Patrice Nganang est un écrivain camerounais, professeur de théorie littéraire et culturelle à la State University of New York.

Publié le 5 juin 2013 Lecture : 3 minutes.

Cette question n’est pas de moi, mais d’Alexis Kalambry, directeur de publication des Échos, l’organe de la coopérative Jamana qui a jadis porté Alpha Oumar Konaré au pouvoir et, depuis la guerre, n’a publié que le silence de son créateur. C’est pourtant cette question qui m’a conduit au Mali où, invité plusieurs fois, en temps de paix, par un festival d’écrivains, je n’ai vraiment eu envie de me rendre que cette fois. Pour écouter et, surtout, pour comprendre. Mais voilà, comment comprendre l’aveu d’Ousmane Diarra quand il me dit avoir éclaté de rire à la lecture de la condition que je lui avais posée à ma venue : qu’il m’organise une rencontre avec « Alpha », comme on l’appelle affectueusement ici. Alpha qui, pour moi, fils des années de démocratisation, est bien le début de quelque chose de sublime. Ce rire d’Ousmane m’ouvrit la fracture entre l’État et la nation, devenue si profonde que demander à rencontrer un intellectuel – même président à la retraite – paraît saugrenu. Je n’arrivais pas à comprendre l’étourdissement soudain des Maliens, eux pourtant si lucides et si diserts, devant l’effondrement de leur pays. Ni ce qui les a fait, eux gens si fiers, soudain se dire français comme seuls certains de nos grands-parents le faisaient en 1940.

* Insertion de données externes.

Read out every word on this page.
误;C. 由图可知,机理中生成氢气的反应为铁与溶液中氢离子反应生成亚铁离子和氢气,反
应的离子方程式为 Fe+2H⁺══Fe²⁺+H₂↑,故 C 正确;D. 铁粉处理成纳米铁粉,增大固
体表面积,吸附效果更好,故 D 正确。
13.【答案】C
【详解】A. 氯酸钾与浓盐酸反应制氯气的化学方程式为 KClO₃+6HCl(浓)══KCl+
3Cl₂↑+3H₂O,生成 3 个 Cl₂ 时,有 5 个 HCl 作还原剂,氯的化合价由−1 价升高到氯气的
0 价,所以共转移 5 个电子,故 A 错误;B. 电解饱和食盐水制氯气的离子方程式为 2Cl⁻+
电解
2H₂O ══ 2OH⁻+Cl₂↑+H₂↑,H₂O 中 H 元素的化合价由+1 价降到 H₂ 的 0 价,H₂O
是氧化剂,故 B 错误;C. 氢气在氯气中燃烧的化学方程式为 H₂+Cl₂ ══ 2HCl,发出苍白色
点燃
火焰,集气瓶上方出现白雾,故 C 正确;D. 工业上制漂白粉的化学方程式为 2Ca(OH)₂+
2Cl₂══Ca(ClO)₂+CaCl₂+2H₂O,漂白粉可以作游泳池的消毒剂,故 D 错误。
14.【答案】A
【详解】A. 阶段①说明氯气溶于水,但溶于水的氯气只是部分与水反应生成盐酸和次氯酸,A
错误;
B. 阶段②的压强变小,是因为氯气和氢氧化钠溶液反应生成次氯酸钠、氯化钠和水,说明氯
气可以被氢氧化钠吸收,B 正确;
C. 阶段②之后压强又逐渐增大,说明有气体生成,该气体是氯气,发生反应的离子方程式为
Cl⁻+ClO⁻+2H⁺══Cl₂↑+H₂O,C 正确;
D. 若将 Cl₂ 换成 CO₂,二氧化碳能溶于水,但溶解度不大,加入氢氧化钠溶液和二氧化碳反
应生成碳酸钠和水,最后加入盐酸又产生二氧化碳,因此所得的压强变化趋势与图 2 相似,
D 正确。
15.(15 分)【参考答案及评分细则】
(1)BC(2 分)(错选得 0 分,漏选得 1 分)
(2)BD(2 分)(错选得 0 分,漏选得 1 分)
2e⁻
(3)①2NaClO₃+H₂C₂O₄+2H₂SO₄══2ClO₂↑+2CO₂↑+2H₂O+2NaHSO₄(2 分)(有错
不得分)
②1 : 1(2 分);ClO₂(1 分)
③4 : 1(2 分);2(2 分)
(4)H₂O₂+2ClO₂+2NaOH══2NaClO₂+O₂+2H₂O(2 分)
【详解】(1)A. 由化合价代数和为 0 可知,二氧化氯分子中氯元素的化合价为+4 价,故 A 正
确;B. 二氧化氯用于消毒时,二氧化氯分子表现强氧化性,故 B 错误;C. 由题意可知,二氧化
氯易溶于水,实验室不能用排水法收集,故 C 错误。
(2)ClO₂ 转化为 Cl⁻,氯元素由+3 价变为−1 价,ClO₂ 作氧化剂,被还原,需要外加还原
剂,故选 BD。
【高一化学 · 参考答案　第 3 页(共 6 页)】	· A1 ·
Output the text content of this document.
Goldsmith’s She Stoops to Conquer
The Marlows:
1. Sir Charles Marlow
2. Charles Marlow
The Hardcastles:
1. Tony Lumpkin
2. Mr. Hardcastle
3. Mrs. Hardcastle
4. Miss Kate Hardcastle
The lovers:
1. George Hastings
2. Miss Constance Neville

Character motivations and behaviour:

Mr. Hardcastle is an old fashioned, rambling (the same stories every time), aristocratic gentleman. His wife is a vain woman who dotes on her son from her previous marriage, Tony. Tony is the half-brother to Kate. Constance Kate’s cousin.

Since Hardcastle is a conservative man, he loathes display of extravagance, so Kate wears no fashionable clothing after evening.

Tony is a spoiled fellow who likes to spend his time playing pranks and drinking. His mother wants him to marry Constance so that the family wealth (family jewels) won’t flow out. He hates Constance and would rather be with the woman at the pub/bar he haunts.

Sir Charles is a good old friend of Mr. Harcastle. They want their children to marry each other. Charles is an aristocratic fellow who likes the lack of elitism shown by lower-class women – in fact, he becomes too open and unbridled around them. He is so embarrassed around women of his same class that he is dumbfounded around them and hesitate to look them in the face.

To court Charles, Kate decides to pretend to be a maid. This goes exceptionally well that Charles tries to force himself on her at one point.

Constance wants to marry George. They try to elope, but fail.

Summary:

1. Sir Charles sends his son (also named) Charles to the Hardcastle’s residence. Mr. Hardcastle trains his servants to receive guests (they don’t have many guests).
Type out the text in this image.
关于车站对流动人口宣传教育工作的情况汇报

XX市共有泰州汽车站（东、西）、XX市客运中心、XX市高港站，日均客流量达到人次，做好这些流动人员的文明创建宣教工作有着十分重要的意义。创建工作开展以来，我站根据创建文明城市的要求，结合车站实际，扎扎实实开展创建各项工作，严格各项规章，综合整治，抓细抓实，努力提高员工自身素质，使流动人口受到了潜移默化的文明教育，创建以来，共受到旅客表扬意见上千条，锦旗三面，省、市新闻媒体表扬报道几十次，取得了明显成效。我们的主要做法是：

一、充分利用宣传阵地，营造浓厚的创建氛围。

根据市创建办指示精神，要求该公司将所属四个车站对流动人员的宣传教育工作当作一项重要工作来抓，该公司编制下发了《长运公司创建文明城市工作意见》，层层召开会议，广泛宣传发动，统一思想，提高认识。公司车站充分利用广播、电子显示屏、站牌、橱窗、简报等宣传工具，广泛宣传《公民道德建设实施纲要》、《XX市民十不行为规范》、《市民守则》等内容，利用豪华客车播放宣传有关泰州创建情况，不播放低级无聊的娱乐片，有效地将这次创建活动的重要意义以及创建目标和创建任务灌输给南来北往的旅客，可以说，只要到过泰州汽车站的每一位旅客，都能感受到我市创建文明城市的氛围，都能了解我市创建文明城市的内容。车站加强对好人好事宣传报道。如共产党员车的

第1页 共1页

 Un étourdissement historique que je trouvai dans cette photo d’Aminata Traoré se tenant sur le même balcon que les putschistes du capitaine Sanogo, dans les bras duquel « elle a sauté », me dit-on ici, avant de retrouver son habituelle vulgate altermondialiste. Un étourdissement que je retrouvai dans la prise de position proputschiste de Seydou Badian Kouyaté, auteur de l’hymne national de son pays et d’un roman que nous avons lu au lycée. « Quelle est la plus grande université de la terre ? me demanda Keita, inspecteur pédagogique à la retraite que je rencontrai au maquis Bavaria. Eh bien, c’est la rencontre. » Et j’en ai rencontré des Maliens, plusieurs centaines en si peu de temps, de tous les âges, à l’école, dans les rédactions, au marché, dans la rue, dans les salles à manger, sur les toits au clair de lune, dans les grins. M. Coulibaly, déplacé de Gao, qui me dit que c’est l’injustice et l’impunité, la cause de la crise. Malick, cadre dans une banque, qui me répète que c’est le développement. Djibril, pour qui la corruption a empli l’armée nationale de fils d’officiers refusant de se battre, tandis que les officiers touaregs stationnés dans le Nord retournaient leur veste pour soutenir les rebelles, dans un double abandon de l’État qui, sans personne pour le défendre, s’est effondré. 

Après les élections et, donc, à la fin de la guerre.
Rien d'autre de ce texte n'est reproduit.